Daily Digest: Standard Has No Graveyard Hate. Have Fun.

Hmm, a Standard format without graveyard hate? It’s not as if Haunted Dead and Prized Amalgam could team up with Refurbish for any shenanigans…

During preview season for Kaladesh, Todd Anderson posited a Mardu Reanimator deck built around Cathartic Reunion, Refurbish, and Gearhulks. He ended up abandoning the deck as not quite powerful enough to justify being so linear. That issue may seem insurmountable, since there really aren’t more powerful artifacts to recur in Standard right now, but that’s only one potential fix. The other is to make the deck less linear.

That’s what this version of the deck attempts to do through the incorporation of the Haunted Dead / Prized Amalgam engine and some much-needed interaction. Lightning Axe and Fiery Temper fit the deck perfectly, and between Cathartic Reunion and Tormenting Voice, you should be able to find the removal you need to survive the early turns of the game.

Once you reach the mid-game, recurring a few Gearhulks should be easy. Combustible Gearhulk’s trigger will often mill another target and you can dig for another reanimation spell. The issue comes in closing the game once you gain an edge. Eventually you will run out of gas or the battlefield will clog to the point where you can’t finish your opponent off.
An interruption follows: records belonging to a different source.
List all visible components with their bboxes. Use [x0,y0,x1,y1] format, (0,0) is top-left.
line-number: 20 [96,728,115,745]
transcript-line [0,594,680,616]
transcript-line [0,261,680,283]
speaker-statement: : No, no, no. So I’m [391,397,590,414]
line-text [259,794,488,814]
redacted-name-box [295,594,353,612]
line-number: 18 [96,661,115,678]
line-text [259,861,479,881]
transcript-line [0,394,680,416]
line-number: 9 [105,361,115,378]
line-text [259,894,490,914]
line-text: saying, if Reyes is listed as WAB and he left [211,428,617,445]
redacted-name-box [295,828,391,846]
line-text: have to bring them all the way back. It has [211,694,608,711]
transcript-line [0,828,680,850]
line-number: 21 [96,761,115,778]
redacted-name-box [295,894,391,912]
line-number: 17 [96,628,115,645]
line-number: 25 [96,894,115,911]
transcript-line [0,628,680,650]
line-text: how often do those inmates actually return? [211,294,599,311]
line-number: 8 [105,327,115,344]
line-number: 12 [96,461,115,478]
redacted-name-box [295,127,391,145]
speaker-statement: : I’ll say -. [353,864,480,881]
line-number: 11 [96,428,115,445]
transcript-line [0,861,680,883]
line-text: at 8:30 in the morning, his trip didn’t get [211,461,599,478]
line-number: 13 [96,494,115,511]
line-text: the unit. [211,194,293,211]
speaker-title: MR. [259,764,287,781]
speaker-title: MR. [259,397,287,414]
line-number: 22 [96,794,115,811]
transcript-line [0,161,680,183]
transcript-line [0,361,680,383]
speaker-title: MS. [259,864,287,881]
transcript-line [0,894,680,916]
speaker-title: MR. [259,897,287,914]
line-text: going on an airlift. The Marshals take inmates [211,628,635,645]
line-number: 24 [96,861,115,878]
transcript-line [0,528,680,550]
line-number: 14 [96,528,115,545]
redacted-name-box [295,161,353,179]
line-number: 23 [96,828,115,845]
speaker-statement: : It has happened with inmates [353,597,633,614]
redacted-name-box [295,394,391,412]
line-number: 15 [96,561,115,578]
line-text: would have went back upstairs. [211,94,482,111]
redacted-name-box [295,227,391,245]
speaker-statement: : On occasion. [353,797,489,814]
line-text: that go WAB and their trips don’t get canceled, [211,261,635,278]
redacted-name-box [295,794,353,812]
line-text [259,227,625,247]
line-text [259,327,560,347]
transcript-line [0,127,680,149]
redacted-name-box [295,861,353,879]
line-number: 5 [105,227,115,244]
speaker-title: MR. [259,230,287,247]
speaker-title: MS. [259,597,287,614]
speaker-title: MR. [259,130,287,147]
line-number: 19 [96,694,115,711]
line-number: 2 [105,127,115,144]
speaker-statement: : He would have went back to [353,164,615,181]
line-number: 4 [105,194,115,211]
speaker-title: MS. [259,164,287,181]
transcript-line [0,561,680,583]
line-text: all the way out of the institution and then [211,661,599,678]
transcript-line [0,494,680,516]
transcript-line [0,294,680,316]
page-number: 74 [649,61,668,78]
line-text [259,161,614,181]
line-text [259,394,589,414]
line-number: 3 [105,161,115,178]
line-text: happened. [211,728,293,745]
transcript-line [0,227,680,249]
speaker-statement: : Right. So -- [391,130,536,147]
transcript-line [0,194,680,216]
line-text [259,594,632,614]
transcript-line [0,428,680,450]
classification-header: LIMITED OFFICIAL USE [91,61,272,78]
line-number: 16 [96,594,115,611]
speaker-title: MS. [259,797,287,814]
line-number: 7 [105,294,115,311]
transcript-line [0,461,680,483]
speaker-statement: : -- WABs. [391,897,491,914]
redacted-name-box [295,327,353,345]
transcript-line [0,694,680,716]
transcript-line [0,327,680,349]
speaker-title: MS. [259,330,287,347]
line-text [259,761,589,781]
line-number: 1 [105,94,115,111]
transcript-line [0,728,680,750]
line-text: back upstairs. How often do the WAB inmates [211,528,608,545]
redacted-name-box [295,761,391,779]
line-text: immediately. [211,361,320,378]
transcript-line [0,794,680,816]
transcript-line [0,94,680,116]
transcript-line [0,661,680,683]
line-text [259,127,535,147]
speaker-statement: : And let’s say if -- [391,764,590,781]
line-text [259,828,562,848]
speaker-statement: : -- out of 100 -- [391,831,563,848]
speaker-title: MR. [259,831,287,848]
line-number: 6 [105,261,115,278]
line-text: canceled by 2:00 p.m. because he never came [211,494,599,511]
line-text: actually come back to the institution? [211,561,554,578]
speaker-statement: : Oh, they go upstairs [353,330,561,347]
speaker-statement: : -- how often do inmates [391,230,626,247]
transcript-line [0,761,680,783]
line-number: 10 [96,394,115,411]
Key to the City is a heady addition that solves this exact problem while also being a discard outlet and card advantage engine. It means you don’t have to worry much about Ishkanah, Grafwidow buying time for Emrakul, the Promised End to come down and ruin your day. This deck doesn’t want to play a super-long game. You want to land a big threat or two early on and ride it or them to victory.

But not every game can go according to plan, so having options like grinding with Haunted Dead and Prized Amalgam or siding in a bunch of removal spells and playing a classic midrange strategy helps the deck overcome the limitations of its engine.

Again, these changes may not seem like much, but it doesn’t take a lot to solidify the weaknesses of a linear deck provided the engine doesn’t take up too much space in the deck. In this case, all the pieces are functional cards for a midrange deck in their own right and there is ample space to tweak the deck with the needed interaction. And you’ll still get to annoy your friends with endless Hulk Smash! jokes, which is a big game.